Less than a week after Donald Trump lifted punitive measures imposed on Turkey in the wake of Recep Tayyip Erdogan’s deadly cross-border incursion into northeast Syria that killed hundreds of America’s former Kurdish allies and left some 200,000 people displaced, the House has voted to sanction Ankara for the offensive.
The vote was 403-16, a resounding message to Erdogan that while the White House may be willing to largely overlook the mini-genocide, Congress is not.

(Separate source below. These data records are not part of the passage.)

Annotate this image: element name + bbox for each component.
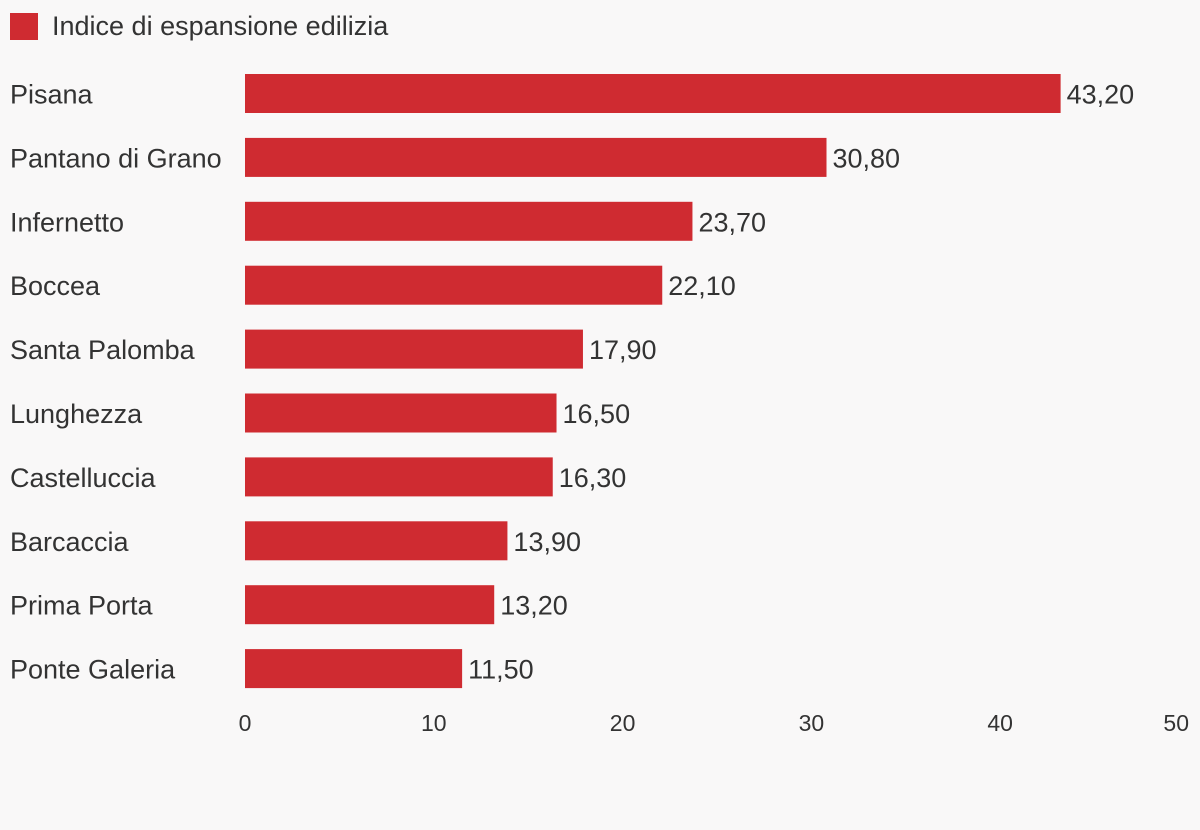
value-label: 17,90 bbox=[589, 335, 657, 365]
category-label: Barcaccia bbox=[10, 527, 130, 557]
category-label: Lunghezza bbox=[10, 399, 143, 429]
x-tick-label: 20 bbox=[610, 710, 636, 736]
category-label: Prima Porta bbox=[10, 591, 154, 621]
bar bbox=[245, 393, 557, 433]
chart-legend: Indice di espansione edilizia bbox=[10, 8, 388, 44]
bar bbox=[245, 329, 583, 369]
value-label: 30,80 bbox=[833, 143, 901, 173]
category-label: Pisana bbox=[10, 80, 94, 110]
category-label: Boccea bbox=[10, 271, 101, 301]
category-label: Pantano di Grano bbox=[10, 143, 222, 173]
value-label: 23,70 bbox=[698, 207, 766, 237]
category-label: Ponte Galeria bbox=[10, 655, 176, 685]
x-tick-label: 10 bbox=[421, 710, 447, 736]
value-label: 22,10 bbox=[668, 271, 736, 301]
bars-layer: Pisana 43,20 Pantano di Grano 30,80 Infernet… bbox=[10, 74, 1135, 689]
x-tick-label: 40 bbox=[987, 710, 1013, 736]
value-label: 13,20 bbox=[500, 591, 568, 621]
bar bbox=[245, 649, 463, 689]
value-label: 16,30 bbox=[559, 463, 627, 493]
bar bbox=[245, 201, 693, 241]
value-label: 16,50 bbox=[563, 399, 631, 429]
bar bbox=[245, 521, 508, 561]
bar bbox=[245, 457, 553, 497]
bar bbox=[245, 74, 1061, 113]
value-label: 11,50 bbox=[468, 655, 534, 685]
x-axis: 0 10 20 30 40 50 bbox=[239, 710, 1189, 736]
category-label: Castelluccia bbox=[10, 463, 157, 493]
value-label: 13,90 bbox=[513, 527, 581, 557]
x-tick-label: 50 bbox=[1163, 710, 1189, 736]
x-tick-label: 30 bbox=[799, 710, 825, 736]
bar bbox=[245, 137, 827, 177]
category-label: Infernetto bbox=[10, 207, 124, 237]
bar bbox=[245, 585, 495, 625]
bar bbox=[245, 265, 663, 305]
legend-swatch bbox=[10, 12, 38, 40]
category-label: Santa Palomba bbox=[10, 335, 196, 365]
legend-label: Indice di espansione edilizia bbox=[52, 10, 389, 41]
value-label: 43,20 bbox=[1067, 80, 1135, 110]
x-tick-label: 0 bbox=[239, 710, 252, 736]
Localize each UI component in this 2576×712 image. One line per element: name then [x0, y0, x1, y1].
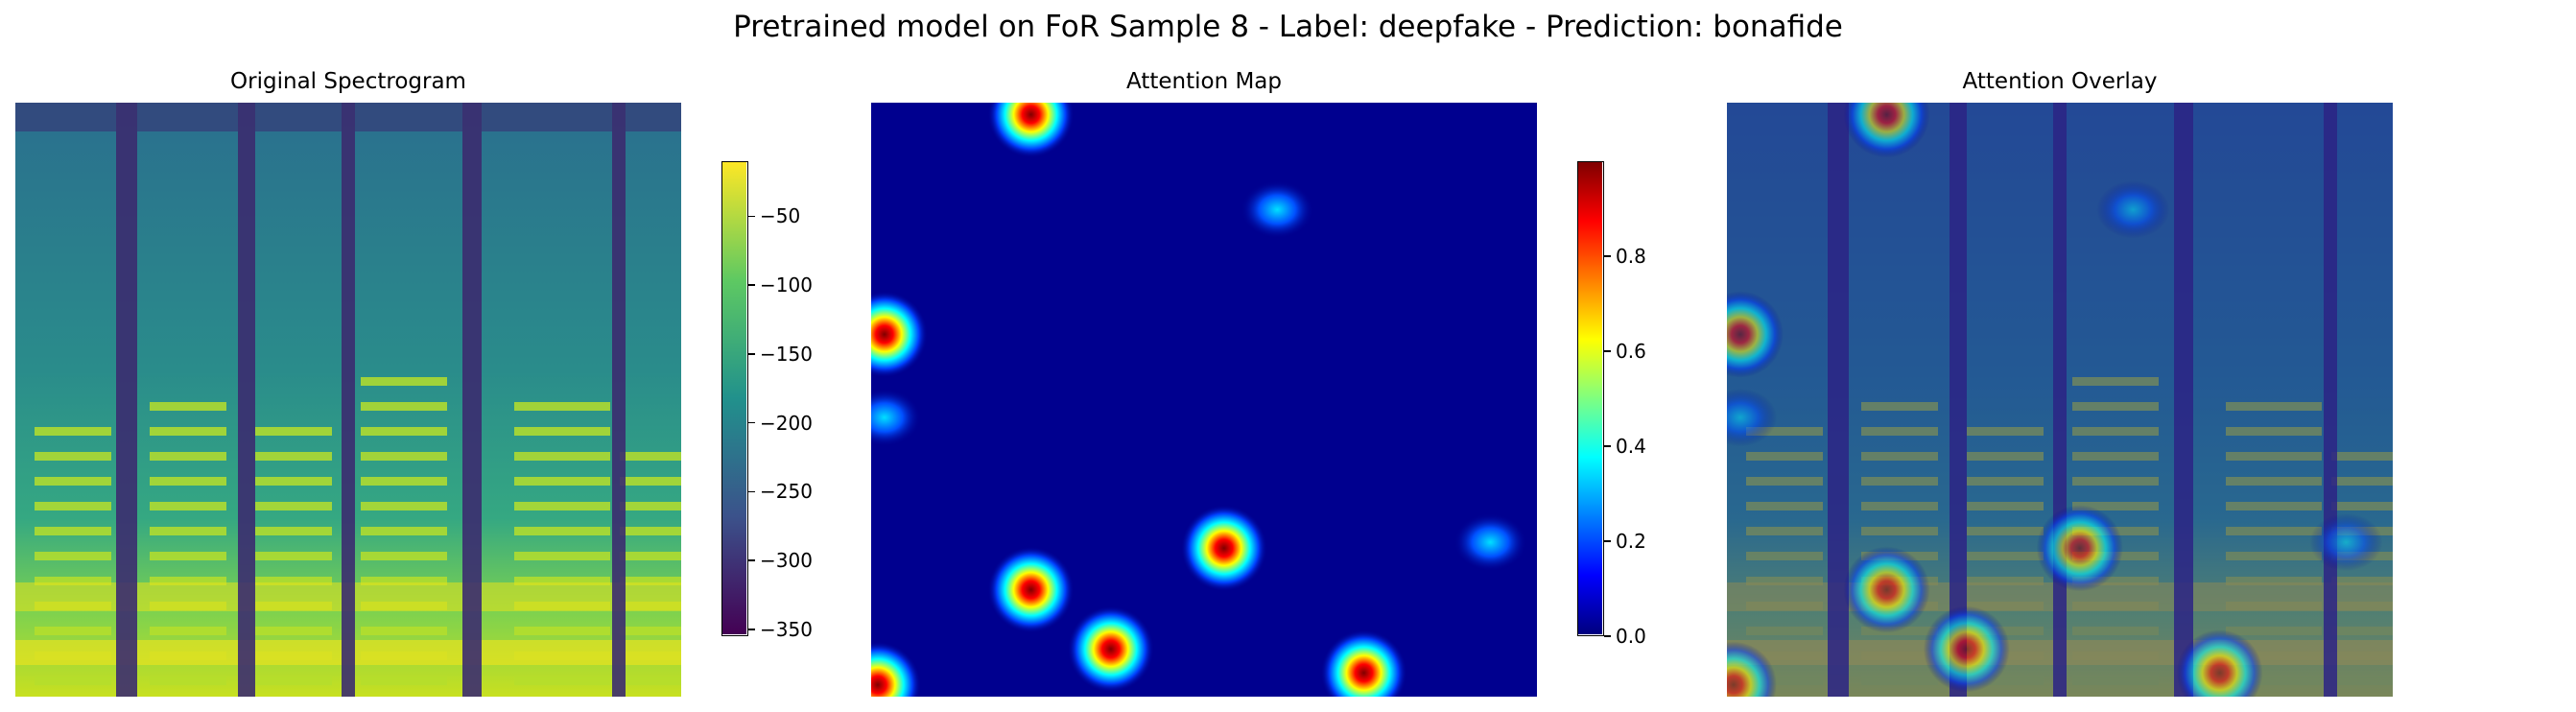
panel-title-overlay: Attention Overlay: [1962, 69, 2158, 94]
attention-hotspot: [1923, 605, 2010, 693]
attention-hotspot: [1067, 605, 1154, 693]
cbar2-tickmark: [1604, 635, 1611, 637]
attention-hotspot: [1843, 103, 1930, 158]
attention-hotspot: [1241, 180, 1314, 239]
cbar2-tickmark: [1604, 255, 1611, 257]
cbar1-tickmark: [748, 421, 755, 424]
attention-hotspot: [2036, 505, 2123, 592]
attention-hotspot: [2176, 629, 2263, 697]
cbar1-tick-label: −100: [760, 273, 813, 297]
cbar2-tick-label: 0.4: [1616, 435, 1646, 458]
attention-hotspot: [2309, 513, 2383, 572]
cbar2-tick-label: 0.0: [1616, 625, 1646, 648]
attention-hotspot: [1843, 546, 1930, 633]
attention-hotspot: [2096, 180, 2170, 239]
attention-hotspot: [871, 291, 928, 378]
panel-title-spectrogram: Original Spectrogram: [230, 69, 466, 94]
cbar1-tick-label: −300: [760, 549, 813, 573]
cbar2-tick-label: 0.8: [1616, 245, 1646, 268]
attention-hotspot: [1727, 389, 1777, 447]
spectrogram-image: [15, 103, 681, 697]
cbar2-tickmark: [1604, 350, 1611, 352]
attention-hotspot: [1320, 629, 1407, 697]
cbar1-tick-label: −250: [760, 480, 813, 504]
cbar1-tick-label: −150: [760, 342, 813, 366]
attention-hotspot: [1453, 513, 1527, 572]
overlay-image: [1727, 103, 2393, 697]
cbar1-tickmark: [748, 629, 755, 630]
colorbar-spectrogram: [721, 161, 748, 636]
cbar1-tickmark: [748, 284, 755, 286]
cbar1-tick-label: −350: [760, 617, 813, 641]
attention-map-image: [871, 103, 1537, 697]
cbar1-tick-label: −200: [760, 411, 813, 435]
cbar2-tick-label: 0.6: [1616, 340, 1646, 363]
attention-hotspot: [987, 103, 1075, 158]
figure-title: Pretrained model on FoR Sample 8 - Label…: [733, 10, 1843, 44]
cbar1-tickmark: [748, 559, 755, 561]
colorbar-attention: [1577, 161, 1604, 636]
cbar1-tickmark: [748, 490, 755, 493]
attention-hotspot: [871, 641, 921, 697]
cbar2-tick-label: 0.2: [1616, 530, 1646, 553]
attention-hotspot: [1180, 505, 1267, 592]
cbar1-tickmark: [748, 215, 755, 218]
attention-hotspot: [1727, 291, 1784, 378]
attention-hotspot: [871, 389, 921, 447]
attention-hotspot: [1727, 641, 1777, 697]
attention-hotspot: [987, 546, 1075, 633]
panel-title-attention: Attention Map: [1126, 69, 1282, 94]
cbar1-tickmark: [748, 353, 755, 355]
cbar1-tick-label: −50: [760, 204, 801, 228]
cbar2-tickmark: [1604, 445, 1611, 447]
cbar2-tickmark: [1604, 540, 1611, 542]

Since Trump effectively green-lighted Erdogan’s expedition, Turkey has established its long-sought “buffer” zone on the border, pushing out the Kurdish forces who fought for three years alongside US special operators in the fight against ISIS. Erdogan’s “ceasefire” with Mike Pence amounted to the US aiding an abetting the forced removal of the Kurds from the border region. The Turkish autocrat struck a similar deal with Vladimir Putin just days later, which found Russia facilitating a similar withdrawal of the YPG from areas west of the initial incursion. That pullback is now complete, according to the Kremlin.
The House bill aims to sanction senior Turkish officials, ban the sale of US weapons to Turkey if they’re going to be used in Syria, sanction countries found to be providing similar equipment and requires the State department to prepare a detailed assessment of Erdogan’s net worth and income, and that of his family members.
It would also mandate that the Defense department submit a plan outlining how ISIS captives are to be dealt with and secured. That suggests the death of Abu Bakr al-Baghdadi is not enough to get Trump off the hook when it comes to the anger he sparked on Capitol Hill with his decision to abruptly pull US support for the Kurds.
In addition, the bill would force Trump to sanction Halkbank, which was charged earlier this month after a long (and inexplicable, unless by reference to behind-the-scenes negotiations) delay.
Apparently, Trump could waive the sanctions for up to three months after certifying that it’s in America’s national security interests and that Turkey has stopped attacks on the SDF and especially on Kurdish civilians.
“The carnage that we have seen over the past week against our Kurdish partners and innocent civilians has been unbearable. There must be consequences”, Republican Michael McCaul said. He’s co-sponsoring the bill with Eliot Engel who accused Trump of “letting Erdogan off scot-free”.
As far as whether the Senate will act, that’s debatable. Mitch McConnell has indicated any action needs to be scrutinized in light of recent events.
Even more vexing for Ankara, the House voted 405-11 (with three voting present) on a measure to recognize the Armenian genocide. That will not go over well.
Trump’s dealings with Erdogan have been in the spotlight all month thanks to the violence in northeast Syria. The public now knows that the president attempted to intervene in the Reza Zarrab case in and around the time the Turkish-Iranian gold trader was being represented by Rudy Giuliani.
On Monday night, it came to light that Trump once discussed pulling funding for charter schools linked to Erdogan’s archenemy Fethullah Gulen.